Thank you for quoting the book. I gather the "people" you mention will have to buy it in order to learn where they are wrong, since you seem unwilling to convey convincing details from the book to the forum. But at least I now know what to buy.
Michele, I haven't read my copy of the book for a while but I believe he's using the 'Operation Orient' chapter for much of his ideas. This was written by Peter G. Tsouras who also wrote Disaster at D-Day, again by Greenhill books. I don't remember it being one of the better chapters, referring to the Kongo's having 16" guns for example struck me as an elementary error.
An earlier chapter (Operation Sphinx?) in the same book looked at the Germans deciding on a Mediterranean strategy stright after the fall of France. It had Gibraltar falling after a hard fight, while the British captured the Canary Islands. In Eqypt forwarned by Ultra the British refused battle retreating both southwards along the Nile & right back to a bridgehead around Basra inviting the Germans to overextend themselves. Unlike Orient iI felt it had the British reacting in a sensible manner instead of just being set up for a fall.

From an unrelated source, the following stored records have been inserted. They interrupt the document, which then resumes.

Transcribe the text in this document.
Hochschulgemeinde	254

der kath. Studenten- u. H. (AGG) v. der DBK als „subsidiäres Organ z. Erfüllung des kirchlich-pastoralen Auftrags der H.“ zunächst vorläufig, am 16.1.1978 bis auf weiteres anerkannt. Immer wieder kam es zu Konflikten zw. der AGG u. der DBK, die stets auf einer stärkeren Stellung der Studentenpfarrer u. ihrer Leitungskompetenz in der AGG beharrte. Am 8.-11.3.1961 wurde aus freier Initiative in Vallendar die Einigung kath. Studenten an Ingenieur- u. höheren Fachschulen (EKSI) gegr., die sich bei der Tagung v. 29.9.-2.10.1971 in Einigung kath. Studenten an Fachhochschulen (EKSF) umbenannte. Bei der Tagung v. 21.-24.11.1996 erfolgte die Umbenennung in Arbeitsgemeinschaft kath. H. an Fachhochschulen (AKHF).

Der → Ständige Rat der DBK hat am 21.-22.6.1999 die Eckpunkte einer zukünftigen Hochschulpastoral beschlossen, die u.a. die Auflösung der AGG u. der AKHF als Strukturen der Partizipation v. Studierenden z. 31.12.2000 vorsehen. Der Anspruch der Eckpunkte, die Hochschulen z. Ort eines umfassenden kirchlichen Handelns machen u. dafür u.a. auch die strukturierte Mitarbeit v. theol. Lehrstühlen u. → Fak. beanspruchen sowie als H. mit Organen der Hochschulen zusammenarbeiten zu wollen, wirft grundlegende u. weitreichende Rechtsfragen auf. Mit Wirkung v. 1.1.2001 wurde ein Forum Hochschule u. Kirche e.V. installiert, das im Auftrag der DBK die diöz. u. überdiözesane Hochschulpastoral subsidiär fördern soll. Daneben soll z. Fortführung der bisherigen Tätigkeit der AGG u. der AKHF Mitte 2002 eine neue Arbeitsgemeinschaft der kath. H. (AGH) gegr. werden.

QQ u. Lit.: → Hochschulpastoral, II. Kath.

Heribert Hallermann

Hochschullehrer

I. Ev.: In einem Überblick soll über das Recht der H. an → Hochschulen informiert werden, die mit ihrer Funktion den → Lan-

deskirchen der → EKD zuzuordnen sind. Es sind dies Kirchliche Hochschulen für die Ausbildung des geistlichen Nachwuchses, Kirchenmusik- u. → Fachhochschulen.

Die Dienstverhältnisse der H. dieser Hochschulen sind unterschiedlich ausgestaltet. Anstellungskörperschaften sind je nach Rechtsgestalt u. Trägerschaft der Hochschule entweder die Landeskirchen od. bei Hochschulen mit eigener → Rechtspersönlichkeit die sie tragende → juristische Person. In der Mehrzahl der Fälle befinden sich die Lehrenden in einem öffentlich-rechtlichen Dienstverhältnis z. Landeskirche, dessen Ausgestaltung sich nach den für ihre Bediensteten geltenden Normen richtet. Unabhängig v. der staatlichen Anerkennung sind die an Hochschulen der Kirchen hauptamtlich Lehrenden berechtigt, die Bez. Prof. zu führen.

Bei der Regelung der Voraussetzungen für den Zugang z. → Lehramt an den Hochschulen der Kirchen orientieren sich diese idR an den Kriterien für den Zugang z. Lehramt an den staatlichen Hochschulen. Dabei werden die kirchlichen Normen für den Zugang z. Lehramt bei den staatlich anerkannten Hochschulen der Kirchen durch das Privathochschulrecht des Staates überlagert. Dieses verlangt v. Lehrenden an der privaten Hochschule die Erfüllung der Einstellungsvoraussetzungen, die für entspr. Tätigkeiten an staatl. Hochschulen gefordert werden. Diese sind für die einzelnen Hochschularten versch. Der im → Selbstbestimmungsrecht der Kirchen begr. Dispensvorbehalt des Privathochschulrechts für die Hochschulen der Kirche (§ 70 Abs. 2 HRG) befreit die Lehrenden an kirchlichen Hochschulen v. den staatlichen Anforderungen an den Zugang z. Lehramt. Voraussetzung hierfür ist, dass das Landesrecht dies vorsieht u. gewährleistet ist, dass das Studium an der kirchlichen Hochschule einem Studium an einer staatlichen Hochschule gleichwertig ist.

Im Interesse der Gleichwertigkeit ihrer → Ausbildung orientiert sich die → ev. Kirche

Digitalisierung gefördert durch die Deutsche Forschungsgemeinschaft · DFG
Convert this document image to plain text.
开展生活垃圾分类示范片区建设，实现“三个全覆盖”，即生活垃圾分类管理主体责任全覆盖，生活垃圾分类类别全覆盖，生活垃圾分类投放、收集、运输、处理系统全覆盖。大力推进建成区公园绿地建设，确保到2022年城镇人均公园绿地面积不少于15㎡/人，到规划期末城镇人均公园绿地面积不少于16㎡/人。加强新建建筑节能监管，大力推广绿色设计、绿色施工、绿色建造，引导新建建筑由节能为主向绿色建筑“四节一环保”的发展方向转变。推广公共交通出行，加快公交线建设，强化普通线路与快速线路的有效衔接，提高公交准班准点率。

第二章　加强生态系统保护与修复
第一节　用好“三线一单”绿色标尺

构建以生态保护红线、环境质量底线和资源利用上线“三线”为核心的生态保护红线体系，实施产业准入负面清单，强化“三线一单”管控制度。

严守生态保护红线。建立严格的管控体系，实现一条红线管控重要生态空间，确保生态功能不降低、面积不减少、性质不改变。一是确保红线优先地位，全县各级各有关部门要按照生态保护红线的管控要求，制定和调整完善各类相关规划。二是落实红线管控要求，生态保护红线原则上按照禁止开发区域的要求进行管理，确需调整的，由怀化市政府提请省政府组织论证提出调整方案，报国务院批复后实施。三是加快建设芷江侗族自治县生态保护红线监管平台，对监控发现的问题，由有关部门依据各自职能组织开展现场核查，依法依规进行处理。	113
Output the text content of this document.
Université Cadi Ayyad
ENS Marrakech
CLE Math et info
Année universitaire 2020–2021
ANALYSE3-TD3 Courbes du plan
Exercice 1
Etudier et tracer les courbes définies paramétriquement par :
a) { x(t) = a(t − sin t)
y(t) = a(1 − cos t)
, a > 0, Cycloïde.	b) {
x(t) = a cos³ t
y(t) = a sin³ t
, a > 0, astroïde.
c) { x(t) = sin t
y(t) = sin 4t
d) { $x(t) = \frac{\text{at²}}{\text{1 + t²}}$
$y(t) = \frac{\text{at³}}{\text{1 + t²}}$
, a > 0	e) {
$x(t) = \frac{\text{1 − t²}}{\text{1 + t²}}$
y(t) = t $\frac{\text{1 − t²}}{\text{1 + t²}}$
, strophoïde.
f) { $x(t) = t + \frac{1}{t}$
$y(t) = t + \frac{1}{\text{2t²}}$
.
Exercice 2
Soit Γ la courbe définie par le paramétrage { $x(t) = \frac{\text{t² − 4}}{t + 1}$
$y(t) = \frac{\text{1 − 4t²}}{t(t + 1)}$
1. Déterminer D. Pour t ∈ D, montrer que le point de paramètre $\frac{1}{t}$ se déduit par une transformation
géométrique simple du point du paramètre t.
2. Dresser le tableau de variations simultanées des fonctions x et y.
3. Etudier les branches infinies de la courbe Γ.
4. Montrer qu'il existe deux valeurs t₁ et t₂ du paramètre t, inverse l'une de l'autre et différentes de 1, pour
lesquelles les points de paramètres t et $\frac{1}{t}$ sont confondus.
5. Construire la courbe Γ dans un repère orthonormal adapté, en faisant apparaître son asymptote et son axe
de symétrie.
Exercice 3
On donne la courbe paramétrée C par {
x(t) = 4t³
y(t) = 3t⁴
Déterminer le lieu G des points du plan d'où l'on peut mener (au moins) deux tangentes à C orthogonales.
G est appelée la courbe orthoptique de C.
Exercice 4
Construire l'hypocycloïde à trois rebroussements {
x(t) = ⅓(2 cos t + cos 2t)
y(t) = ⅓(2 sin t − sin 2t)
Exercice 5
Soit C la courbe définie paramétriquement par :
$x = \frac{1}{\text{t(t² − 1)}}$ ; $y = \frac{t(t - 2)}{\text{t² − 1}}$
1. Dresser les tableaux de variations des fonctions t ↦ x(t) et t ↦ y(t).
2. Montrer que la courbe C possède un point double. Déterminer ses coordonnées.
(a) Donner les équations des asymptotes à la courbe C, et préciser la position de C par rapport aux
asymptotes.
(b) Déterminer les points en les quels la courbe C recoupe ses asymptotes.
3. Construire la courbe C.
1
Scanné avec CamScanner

For a successful & well researched (IMO) fictional British defence of the Middle East after an Axis conquest of both Egypt & the Caucasus's see (again from Greenhill Books) David Downings; The Moscow Option: An Alternative Second World War which I found a darn good read & accurately showed the the underlying reasons for the defeat of the Axis despite a string of ATL tactical victories. I really think this one should be required reading for anyone seeking to under play the effect of logistics in an ATL.